«MARCA CULO»

Por Claudia Baier

Qué tiempos aquellos en que la ida al súper era casi un paseo. Relajado. Charlabas con conocidos y extraños y boludeabas mientras revoleabas paquetes al chango.

Ahora vas con cuatro anteojos y dos calculadoras para analizar ofertas, calcular conveniencias comparando gramajes y metrajes y leer la letra chica que dice “no acumulable con otras promociones”, leyenda que es un puñal artero para toda la estrategia puesta en marcha con el fin de reducir el ticket.

Las fechas de vencimiento y la cantidad de octógonos pasaron a ser nimiedades. Morirás intoxicada pero a bajo costo.

Y en ese triste deambular por las góndolas, alimentás al escuálido chango sólo con lo indispensable y obviamente marca Culo. El detergente que no hace espuma, la lavandina sin olor a lavandina, el queso “reconstituído” que permanece estoico en el horno sin derretirse, el queso rallado que es un puñado de aserrín con sal y grasa, el champú baboso, los fideos sin sémola sin huevo sin harina, de plástico básicamente, la yerba puro palo, y así todo. Todo marca Culo.  

La sección verdulería inauguró el cajoncito de los “Muertos vivos” a precios rebajados, de ahí elegís dos papas brotadas, una zanahoria descolorida y un ramo de acelgas mustias. Una pera con machucones y dos bananas negras.

Párrafo aparte merecen los papeles higiénicos. Las marcas son dedicatorias, palabras cariñosas, puro franeleo para tu culo. Adorable, Cariñoso, Elegante, Suave, Dicha, Regio, Pétalo, Felpita, Noble, Mimmo, Confort, Ultra soft, Premier, Meterete, Pal’Q-lito. No queremos palabras bonitas, pónganle un insulto como marca si les apetece, sólo buscamos el precio más bajo. Así como no queremos chamullo de una pareja, queremos que arregle el enchufe y saque la basura. Elegís cuatro rollos de Campanita. Por precio, no por mérito.

Me falta proteína te grita el chango. Te hacés la sorda, pero te chocaste con la oferta de alitas de pollo a granel, levantás algunas raciones y enfilás rápido para la caja antes de caer en un pozo de angustia.

Y a pesar del reduccionismo feroz que aplicaste, el valor final del ticket te produce taquicardia y ganas de llorar y putear a los gritos, pero te controlás, porque la cajera no tiene la culpa, y el de seguridad no tiene el ánimo suficiente para andar arrastrando a una vieja loca del brazo hasta la vereda, son otros sufrientes consumidores como vos.
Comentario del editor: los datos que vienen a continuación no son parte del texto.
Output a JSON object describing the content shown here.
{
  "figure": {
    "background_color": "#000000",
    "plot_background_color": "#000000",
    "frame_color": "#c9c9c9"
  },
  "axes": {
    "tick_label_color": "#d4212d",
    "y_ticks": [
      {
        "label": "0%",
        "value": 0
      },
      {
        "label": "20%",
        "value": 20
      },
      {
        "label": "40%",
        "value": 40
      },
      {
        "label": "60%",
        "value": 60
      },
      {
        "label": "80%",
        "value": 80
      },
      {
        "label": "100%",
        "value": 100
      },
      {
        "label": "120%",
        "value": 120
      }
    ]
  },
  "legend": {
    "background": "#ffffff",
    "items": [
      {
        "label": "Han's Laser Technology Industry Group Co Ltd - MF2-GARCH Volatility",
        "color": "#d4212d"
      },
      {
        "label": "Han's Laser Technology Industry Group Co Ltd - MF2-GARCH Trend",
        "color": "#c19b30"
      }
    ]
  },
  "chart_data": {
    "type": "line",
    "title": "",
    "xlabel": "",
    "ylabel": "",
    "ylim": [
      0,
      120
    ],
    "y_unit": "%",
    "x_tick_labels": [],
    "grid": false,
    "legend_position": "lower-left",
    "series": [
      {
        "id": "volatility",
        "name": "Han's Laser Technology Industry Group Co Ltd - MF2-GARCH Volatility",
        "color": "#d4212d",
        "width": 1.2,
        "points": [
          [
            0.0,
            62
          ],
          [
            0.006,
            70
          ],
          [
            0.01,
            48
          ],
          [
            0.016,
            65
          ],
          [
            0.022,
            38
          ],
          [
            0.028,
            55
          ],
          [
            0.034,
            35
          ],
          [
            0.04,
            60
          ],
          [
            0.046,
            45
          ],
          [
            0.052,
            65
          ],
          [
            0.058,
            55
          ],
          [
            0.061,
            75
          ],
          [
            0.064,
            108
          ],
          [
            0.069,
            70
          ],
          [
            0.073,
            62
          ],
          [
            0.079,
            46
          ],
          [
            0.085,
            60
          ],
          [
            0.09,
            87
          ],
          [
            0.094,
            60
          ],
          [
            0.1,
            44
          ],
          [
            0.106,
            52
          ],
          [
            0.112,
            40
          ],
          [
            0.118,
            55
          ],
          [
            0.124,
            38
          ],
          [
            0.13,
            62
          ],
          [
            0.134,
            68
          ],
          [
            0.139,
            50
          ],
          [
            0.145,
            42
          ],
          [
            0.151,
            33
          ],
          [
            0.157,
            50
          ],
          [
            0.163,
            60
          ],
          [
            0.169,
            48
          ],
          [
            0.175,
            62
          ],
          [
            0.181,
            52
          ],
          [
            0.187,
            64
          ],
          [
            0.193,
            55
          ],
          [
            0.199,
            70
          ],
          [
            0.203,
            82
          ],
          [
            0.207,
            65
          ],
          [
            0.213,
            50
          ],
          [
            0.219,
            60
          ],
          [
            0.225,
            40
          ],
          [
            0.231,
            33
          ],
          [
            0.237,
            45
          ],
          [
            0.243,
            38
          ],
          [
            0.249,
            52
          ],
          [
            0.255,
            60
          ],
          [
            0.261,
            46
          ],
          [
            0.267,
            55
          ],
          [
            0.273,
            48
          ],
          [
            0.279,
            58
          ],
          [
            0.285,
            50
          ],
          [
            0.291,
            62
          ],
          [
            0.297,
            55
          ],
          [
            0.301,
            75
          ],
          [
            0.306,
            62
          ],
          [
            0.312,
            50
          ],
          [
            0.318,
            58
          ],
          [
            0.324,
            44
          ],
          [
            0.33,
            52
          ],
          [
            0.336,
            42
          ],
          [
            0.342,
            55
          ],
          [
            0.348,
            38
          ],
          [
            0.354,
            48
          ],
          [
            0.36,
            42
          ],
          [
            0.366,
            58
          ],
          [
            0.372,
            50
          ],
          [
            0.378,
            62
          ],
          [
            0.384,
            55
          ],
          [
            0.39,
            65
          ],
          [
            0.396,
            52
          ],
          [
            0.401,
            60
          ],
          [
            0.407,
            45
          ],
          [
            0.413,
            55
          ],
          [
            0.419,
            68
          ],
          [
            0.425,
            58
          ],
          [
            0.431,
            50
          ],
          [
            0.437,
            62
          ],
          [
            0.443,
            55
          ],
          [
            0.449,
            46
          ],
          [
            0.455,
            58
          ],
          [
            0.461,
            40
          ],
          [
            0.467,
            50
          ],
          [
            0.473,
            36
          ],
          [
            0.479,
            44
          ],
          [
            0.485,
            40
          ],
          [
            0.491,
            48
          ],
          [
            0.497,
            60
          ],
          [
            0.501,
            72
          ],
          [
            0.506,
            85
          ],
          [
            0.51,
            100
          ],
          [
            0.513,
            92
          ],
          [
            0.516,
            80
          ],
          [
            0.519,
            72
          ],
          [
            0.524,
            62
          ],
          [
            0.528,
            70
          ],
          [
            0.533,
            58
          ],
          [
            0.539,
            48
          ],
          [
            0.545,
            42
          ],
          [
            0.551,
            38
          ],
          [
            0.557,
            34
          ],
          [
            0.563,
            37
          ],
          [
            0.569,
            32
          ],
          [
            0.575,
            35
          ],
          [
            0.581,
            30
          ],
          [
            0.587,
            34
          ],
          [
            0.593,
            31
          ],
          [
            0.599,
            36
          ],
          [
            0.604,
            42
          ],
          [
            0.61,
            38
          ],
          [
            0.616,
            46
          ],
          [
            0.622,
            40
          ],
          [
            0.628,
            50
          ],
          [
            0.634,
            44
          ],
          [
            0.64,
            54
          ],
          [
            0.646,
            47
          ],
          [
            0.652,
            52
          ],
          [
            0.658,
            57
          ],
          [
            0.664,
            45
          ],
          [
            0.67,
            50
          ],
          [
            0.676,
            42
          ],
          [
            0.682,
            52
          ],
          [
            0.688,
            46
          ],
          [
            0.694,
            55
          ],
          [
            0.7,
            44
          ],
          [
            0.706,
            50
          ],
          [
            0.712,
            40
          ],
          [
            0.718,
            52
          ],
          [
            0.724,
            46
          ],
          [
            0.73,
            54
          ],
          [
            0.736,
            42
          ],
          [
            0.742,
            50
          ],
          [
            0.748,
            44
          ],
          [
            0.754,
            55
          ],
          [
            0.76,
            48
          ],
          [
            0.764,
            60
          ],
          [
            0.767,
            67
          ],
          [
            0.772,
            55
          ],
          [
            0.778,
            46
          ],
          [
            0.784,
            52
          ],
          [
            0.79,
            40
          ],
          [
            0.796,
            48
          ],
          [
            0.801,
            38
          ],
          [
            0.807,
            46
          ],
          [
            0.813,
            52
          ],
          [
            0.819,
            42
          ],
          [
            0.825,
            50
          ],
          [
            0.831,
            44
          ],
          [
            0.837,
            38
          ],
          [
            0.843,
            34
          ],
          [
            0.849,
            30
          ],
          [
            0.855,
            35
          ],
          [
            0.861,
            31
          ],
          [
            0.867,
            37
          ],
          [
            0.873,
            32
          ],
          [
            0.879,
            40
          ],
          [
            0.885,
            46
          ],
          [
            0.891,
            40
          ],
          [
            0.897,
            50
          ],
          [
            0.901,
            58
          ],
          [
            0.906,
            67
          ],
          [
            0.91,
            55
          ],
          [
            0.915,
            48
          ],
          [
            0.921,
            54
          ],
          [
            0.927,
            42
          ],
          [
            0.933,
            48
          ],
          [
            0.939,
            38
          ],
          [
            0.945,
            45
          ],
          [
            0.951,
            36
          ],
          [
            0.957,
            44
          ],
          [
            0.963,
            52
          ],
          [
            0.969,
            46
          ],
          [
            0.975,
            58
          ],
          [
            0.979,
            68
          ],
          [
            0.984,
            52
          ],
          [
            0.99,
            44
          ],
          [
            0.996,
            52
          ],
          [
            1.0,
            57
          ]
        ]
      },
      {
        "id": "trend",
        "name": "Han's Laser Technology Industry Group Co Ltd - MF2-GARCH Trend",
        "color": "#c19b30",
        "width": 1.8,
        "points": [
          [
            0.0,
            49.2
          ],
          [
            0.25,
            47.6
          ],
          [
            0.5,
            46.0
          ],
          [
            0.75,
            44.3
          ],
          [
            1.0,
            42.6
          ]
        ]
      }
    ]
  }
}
Esto no es lo peor. El laburo real comienza antes de ir. Logística pura al servicio de estirar la plata. Armás una cartulina con un complejo fixture que incluye: ofertas del súper según el día de la semana, lunes lácteos, martes fruta y verdura, miércoles carne…, y así rotando, para hacerte la vida más difícil, días de descuentos para jubilados, días de descuentos de la billetera virtual de tu banco con topes de reintegro. Hacés un cruce de información de todos estos datos, tremendo rompecabezas para que te dé como resultado, que tenés que ir todos los días al súper por algo distinto. Al menos te vas a conservar atlética. Lita de Lázzari un poroto.

Arranca una nueva semana. Tenés que armar otra cartulina, porque te cambiaron los días de las ofertas y el de descuento a jubilados, y tu banco cambió los topes de reintegro, los comercios adheridos y los días de descuento, porque te vio demasiado relajada.

Derrotada, mirás la heladera semivacía y la alacena clamando por carbohidratos.
Mandás la cartulina a la mierda, y te cruzás al kiosco a comprarte un pancho transgénico  y un juguito con ocho octógonos marca Culo.